According to this code, for $p=0.001$, the expected evidence per sample is $10^{-15}$ bits. Basically, you can produce a million billion samples from the low entropy sampling process before you have to start worrying about distortions due to numerical imprecision.

I also checked what happened if the input samples were 32 bit numbers instead of 64 bit numbers ($10^{-8}$ evidence bits per sample) and what happened if I used single precision floats insteasd of double precision floats ($10^{-6}$ evidence bits per sample).

# Closing Remarks

You can see the sampling code in stim on github.

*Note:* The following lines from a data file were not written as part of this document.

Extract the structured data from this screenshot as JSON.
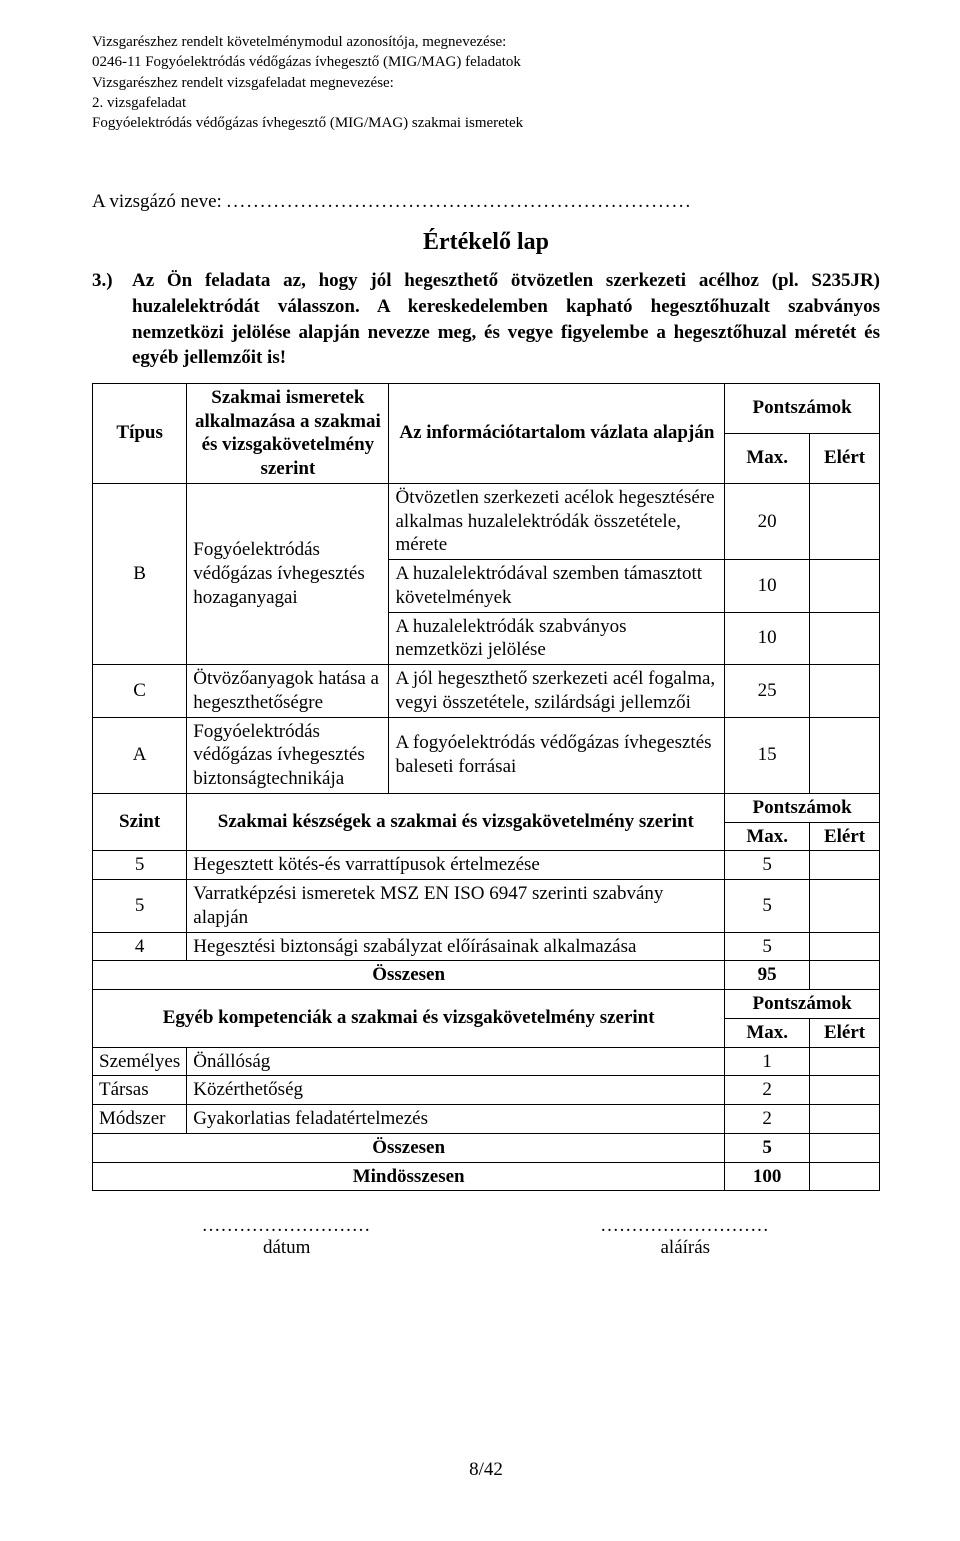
{
  "header": {
    "l1": "Vizsgarészhez rendelt követelménymodul azonosítója, megnevezése:",
    "l2": "0246-11 Fogyóelektródás védőgázas ívhegesztő (MIG/MAG) feladatok",
    "l3": "Vizsgarészhez rendelt vizsgafeladat megnevezése:",
    "l4": "2. vizsgafeladat",
    "l5": "Fogyóelektródás védőgázas ívhegesztő (MIG/MAG) szakmai ismeretek"
  },
  "examinee": {
    "label": "A vizsgázó neve:",
    "dots": "....................................................................."
  },
  "title": "Értékelő lap",
  "task": {
    "num": "3.)",
    "text": "Az Ön feladata az, hogy jól hegeszthető ötvözetlen szerkezeti acélhoz (pl. S235JR) huzalelektródát válasszon. A kereskedelemben kapható hegesztőhuzalt szabványos nemzetközi jelölése alapján nevezze meg, és vegye figyelembe a hegesztőhuzal méretét és egyéb jellemzőit is!"
  },
  "tbl": {
    "h_tipus": "Típus",
    "h_szak": "Szakmai ismeretek alkalmazása a szakmai és vizsgakövetelmény szerint",
    "h_info": "Az információtartalom vázlata alapján",
    "h_pont": "Pontszámok",
    "h_max": "Max.",
    "h_elert": "Elért",
    "b_type": "B",
    "b_szak": "Fogyóelektródás védőgázas ívhegesztés hozaganyagai",
    "b_info1": "Ötvözetlen szerkezeti acélok hegesztésére alkalmas huzalelektródák összetétele, mérete",
    "b_max1": "20",
    "b_info2": "A huzalelektródával szemben támasztott követelmények",
    "b_max2": "10",
    "b_info3": "A huzalelektródák szabványos nemzetközi jelölése",
    "b_max3": "10",
    "c_type": "C",
    "c_szak": "Ötvözőanyagok hatása a hegeszthetőségre",
    "c_info": "A jól hegeszthető szerkezeti acél fogalma, vegyi összetétele, szilárdsági jellemzői",
    "c_max": "25",
    "a_type": "A",
    "a_szak": "Fogyóelektródás védőgázas ívhegesztés biztonságtechnikája",
    "a_info": "A fogyóelektródás védőgázas ívhegesztés baleseti forrásai",
    "a_max": "15",
    "szint": "Szint",
    "szint_head": "Szakmai készségek a szakmai és vizsgakövetelmény szerint",
    "s1_n": "5",
    "s1_t": "Hegesztett kötés-és varrattípusok értelmezése",
    "s1_m": "5",
    "s2_n": "5",
    "s2_t": "Varratképzési ismeretek MSZ EN ISO 6947 szerinti szabvány alapján",
    "s2_m": "5",
    "s3_n": "4",
    "s3_t": "Hegesztési biztonsági szabályzat előírásainak alkalmazása",
    "s3_m": "5",
    "ossz": "Összesen",
    "ossz_m": "95",
    "egyeb": "Egyéb kompetenciák a szakmai és vizsgakövetelmény szerint",
    "e1_a": "Személyes",
    "e1_b": "Önállóság",
    "e1_m": "1",
    "e2_a": "Társas",
    "e2_b": "Közérthetőség",
    "e2_m": "2",
    "e3_a": "Módszer",
    "e3_b": "Gyakorlatias feladatértelmezés",
    "e3_m": "2",
    "ossz2_m": "5",
    "mind": "Mindösszesen",
    "mind_m": "100"
  },
  "sig": {
    "dots": "...........................",
    "date": "dátum",
    "sign": "aláírás"
  },
  "footer": "8/42"
}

I used the evidence-per-sample estimates when deciding whether to use double or single precision floats in stim's code. I decided to go with single precision. This is probably a bit surprising to you, since it means a few million samples is enough to betray that the sampling is approximate and a million samples is not that many. There are three factors that made me decide this way. First, using single precision floats is faster and stim is very very speed focused. There needs to be a good reason not to go fast. Second, the ideal Bayesian reasoner is a worst case scenario. Stim is instended for use cases like estimating how often a syndrome decoder makes a bad prediction. That kind of process should be much less sensitive to the distortions introduced by these approximations. Third (and, honestly, the actual deciding factor) we don't know the error rates of actual quantum hardware to anywhere near "million samples to tell apart" levels of precision. Physical error rates drift orders of magnitude more than that from day to day. Any result that was ruined by distortion this small would have to be laughably disconnected from practice.